I'm against a tax on sugar for all the reason's Bob-a-rama mentioned. But, I suppose it is progress of a sort if the author of the article has come to finally recognize that becoming/being fat MIGHT NOT be due to some sort of moral failure!

I don't know if he was ever serious about A direct tax on fat people (based on a submitted official BMI report) or if that was just a tongue-in -cheek suggestion. But, such a tax would only push fat people towards consuming an even higher ratio of cheap carb-laden processed crap as they would have even less money in their pockets to splurge on more-expensive high quality REAL food.

Maybe what we really need is for someone to figure out how to ensure that unprocessed foods cost less to purchase than processed (convenience) stuff.

One would THINK that it would cost more to buy processed (pre-made) convenience foods than the "raw" (as it comes from the field) materials to make one's own. But sadly, that is often NOT TRUE.

Big buyers (i.e. food manufacturers) get a major price break on the cost of their raw materials...and then they save more money by bulking up their processed stuff with cheap sugar, corn syrup, and grains. When you purchase tons of tomatoes right out of the field, you don't pay anywhere NEAR the supermarket price per pound. Plus, it doesn't matter to the bulk purchaser if there are a bunch of misshapen, green, and bug eaten tomatoes among the truck-load. It's all going to look the same once chopped and processed with a bunch of sugar and chemical flavorants and preservatives added.

And, as long as it costs more for a consumer to buy fresh tomatoes, pepper, garlic, onions, cilantro etc to make their own salsa (without the added sugar) than it does to just buy it by the jar, very few consumers are going to go to the trouble of making their own. Ditto pretty much everything else now available as a convenience food on the supermarket shelves!

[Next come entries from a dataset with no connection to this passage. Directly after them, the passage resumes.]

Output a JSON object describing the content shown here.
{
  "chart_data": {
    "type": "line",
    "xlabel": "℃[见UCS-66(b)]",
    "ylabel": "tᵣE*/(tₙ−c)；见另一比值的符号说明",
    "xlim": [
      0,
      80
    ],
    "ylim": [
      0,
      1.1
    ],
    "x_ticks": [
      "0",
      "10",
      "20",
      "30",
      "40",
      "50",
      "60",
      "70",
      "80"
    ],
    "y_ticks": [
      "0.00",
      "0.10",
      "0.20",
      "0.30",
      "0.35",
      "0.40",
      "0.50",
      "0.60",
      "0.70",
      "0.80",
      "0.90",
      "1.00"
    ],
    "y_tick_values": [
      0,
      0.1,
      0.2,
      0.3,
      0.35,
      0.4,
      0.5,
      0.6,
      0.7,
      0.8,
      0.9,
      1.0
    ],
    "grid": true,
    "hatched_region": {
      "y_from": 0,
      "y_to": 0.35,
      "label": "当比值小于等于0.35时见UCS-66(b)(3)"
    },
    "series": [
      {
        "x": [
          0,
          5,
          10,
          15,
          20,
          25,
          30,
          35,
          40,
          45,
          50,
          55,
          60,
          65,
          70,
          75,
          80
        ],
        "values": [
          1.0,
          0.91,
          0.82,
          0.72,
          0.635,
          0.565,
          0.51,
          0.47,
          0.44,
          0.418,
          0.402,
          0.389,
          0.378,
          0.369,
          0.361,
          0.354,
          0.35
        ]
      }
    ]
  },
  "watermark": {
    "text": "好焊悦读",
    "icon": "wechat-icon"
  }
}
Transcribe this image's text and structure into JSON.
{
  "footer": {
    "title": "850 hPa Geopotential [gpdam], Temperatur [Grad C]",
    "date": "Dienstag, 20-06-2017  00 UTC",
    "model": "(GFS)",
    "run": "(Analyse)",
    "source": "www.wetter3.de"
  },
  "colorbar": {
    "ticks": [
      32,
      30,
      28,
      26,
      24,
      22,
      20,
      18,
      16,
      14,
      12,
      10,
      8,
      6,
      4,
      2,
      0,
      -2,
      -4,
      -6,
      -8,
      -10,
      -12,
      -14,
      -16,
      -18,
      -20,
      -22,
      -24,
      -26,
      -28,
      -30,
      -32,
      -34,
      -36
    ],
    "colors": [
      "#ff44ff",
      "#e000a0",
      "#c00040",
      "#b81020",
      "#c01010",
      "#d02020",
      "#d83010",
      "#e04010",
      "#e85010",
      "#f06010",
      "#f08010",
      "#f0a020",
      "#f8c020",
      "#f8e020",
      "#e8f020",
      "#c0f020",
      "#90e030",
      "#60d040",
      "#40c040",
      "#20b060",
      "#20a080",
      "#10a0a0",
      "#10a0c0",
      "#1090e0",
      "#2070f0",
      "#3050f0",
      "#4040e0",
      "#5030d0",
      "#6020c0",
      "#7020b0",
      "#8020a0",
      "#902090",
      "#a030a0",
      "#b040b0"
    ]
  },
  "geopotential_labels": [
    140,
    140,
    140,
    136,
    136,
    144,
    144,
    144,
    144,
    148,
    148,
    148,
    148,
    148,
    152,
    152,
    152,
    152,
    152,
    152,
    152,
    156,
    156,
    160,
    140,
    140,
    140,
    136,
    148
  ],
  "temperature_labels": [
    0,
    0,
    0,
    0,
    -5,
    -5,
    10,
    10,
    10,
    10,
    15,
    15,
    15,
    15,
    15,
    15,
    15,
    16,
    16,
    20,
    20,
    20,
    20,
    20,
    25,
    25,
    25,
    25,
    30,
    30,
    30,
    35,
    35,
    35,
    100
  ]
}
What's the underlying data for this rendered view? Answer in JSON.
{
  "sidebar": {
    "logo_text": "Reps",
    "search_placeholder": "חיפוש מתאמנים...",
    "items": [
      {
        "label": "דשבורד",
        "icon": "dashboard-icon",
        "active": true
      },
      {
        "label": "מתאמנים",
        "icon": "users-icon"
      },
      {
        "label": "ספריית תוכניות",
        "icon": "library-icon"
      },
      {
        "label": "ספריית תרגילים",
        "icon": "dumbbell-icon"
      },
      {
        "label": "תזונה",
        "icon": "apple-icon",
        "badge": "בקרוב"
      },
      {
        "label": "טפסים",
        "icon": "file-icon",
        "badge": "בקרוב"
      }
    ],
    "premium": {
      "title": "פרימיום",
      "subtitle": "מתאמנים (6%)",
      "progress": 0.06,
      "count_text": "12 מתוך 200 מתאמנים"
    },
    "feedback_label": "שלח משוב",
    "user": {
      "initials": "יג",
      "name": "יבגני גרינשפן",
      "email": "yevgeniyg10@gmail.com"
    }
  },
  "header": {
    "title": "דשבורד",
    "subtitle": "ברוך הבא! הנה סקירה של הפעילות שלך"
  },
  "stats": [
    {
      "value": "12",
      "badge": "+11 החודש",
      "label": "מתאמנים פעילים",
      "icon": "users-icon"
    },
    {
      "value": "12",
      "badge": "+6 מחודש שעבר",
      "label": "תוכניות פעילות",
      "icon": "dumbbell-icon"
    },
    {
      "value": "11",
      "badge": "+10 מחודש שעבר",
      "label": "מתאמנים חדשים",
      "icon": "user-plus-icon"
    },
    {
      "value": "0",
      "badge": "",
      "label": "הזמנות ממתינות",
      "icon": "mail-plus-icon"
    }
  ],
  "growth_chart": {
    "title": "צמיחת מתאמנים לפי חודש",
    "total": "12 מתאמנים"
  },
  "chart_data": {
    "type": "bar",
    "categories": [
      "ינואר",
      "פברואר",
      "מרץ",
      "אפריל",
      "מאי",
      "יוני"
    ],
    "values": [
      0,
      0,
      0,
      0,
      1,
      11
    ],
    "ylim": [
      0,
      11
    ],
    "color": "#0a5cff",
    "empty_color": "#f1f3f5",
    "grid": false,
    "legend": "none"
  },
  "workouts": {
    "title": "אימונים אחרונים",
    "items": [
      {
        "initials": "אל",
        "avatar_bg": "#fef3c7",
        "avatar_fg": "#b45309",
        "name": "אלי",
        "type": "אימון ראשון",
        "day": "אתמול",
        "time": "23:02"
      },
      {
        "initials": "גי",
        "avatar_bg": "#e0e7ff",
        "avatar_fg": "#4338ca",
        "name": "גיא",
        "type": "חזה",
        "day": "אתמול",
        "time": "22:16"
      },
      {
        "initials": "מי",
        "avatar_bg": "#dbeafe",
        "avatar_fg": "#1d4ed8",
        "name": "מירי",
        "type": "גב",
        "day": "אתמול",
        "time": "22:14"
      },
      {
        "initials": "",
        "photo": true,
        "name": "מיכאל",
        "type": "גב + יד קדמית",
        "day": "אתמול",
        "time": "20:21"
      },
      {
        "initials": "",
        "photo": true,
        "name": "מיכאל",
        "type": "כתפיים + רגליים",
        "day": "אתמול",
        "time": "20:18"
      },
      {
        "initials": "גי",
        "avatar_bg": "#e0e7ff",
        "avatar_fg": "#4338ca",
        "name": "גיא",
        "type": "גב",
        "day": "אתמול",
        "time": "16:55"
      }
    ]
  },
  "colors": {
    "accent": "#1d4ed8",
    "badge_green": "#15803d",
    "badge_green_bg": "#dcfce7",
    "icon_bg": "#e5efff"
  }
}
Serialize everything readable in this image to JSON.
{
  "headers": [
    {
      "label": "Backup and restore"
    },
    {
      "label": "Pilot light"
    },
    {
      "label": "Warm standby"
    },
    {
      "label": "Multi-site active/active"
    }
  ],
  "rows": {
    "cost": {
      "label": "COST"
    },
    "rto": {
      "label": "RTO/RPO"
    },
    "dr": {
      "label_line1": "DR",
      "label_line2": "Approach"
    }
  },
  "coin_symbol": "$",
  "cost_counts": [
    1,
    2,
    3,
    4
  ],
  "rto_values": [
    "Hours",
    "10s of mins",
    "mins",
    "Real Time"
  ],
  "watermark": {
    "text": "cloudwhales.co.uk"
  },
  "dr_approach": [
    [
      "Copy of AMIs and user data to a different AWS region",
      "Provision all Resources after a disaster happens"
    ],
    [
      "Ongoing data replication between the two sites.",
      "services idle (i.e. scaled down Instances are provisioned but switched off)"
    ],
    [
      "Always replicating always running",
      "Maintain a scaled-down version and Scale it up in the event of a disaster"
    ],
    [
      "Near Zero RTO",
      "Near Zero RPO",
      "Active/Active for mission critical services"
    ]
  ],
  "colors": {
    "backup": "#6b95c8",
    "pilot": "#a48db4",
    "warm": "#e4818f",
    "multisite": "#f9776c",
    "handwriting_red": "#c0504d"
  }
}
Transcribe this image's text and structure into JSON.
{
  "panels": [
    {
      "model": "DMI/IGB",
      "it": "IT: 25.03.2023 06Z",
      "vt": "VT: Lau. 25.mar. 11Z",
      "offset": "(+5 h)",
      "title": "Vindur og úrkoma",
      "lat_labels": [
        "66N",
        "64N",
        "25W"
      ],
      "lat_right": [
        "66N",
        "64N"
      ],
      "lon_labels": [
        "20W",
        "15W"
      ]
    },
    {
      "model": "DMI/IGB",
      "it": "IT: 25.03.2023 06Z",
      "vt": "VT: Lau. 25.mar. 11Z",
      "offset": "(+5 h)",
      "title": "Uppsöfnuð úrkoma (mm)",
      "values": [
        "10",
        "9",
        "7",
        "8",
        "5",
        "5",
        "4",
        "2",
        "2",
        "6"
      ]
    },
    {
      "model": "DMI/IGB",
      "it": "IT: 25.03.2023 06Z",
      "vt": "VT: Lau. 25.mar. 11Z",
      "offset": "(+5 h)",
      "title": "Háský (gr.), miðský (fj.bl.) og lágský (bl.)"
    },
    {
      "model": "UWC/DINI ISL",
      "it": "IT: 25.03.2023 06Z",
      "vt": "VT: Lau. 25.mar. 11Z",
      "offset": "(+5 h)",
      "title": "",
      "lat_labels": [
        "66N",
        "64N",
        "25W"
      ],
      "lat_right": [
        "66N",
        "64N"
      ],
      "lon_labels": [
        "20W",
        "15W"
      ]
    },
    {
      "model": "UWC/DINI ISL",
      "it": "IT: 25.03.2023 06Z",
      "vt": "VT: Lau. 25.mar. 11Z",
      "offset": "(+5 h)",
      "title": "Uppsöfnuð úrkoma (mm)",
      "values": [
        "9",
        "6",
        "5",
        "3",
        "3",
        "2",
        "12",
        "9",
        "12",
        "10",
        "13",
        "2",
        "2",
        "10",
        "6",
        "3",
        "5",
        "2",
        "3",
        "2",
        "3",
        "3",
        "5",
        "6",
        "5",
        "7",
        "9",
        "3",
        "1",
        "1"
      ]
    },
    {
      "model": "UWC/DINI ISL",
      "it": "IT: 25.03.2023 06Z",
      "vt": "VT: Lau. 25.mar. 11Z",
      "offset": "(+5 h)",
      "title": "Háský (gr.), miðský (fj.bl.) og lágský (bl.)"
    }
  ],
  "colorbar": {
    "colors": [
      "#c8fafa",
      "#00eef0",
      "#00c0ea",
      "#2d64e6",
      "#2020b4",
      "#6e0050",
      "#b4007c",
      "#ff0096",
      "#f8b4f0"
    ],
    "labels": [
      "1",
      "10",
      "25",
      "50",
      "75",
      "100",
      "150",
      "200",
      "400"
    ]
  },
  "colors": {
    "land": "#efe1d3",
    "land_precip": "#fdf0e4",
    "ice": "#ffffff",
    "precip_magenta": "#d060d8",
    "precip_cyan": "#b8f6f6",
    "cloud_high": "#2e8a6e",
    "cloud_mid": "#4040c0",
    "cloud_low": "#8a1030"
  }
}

BTW - fat people already pay a financial premium for being fat. One simple but ubiquitous example: women's "plus-size" garments are ALWAYS more expensive that the exact same garment (style, color, material, and manufacturer) in a "miss-size." That is, if the exact same garment is even available for purchase. More often, when compared side-by-side, the more expensive plus-size garment is more cheaply made that it's purported twin in missy sizes. Linings are left out, cheaper buttons are used, elastic waist-bands replace fitted waists, and very often thinner, cheaper fabric (but with the same print pattern) are used to make the plus-size garments. I know b/c, when I was on my way down from 265 lbs, I went thru a phase where I didn't know whether the largest missy size or the smallest plus size would fit me better. So I often compared supposedly-identical garments in the two size ranges! It's one thing to have to pay more for a garment (fair enough assuming the larger garment requires more material) but quite another to pay more and then get an inferior product!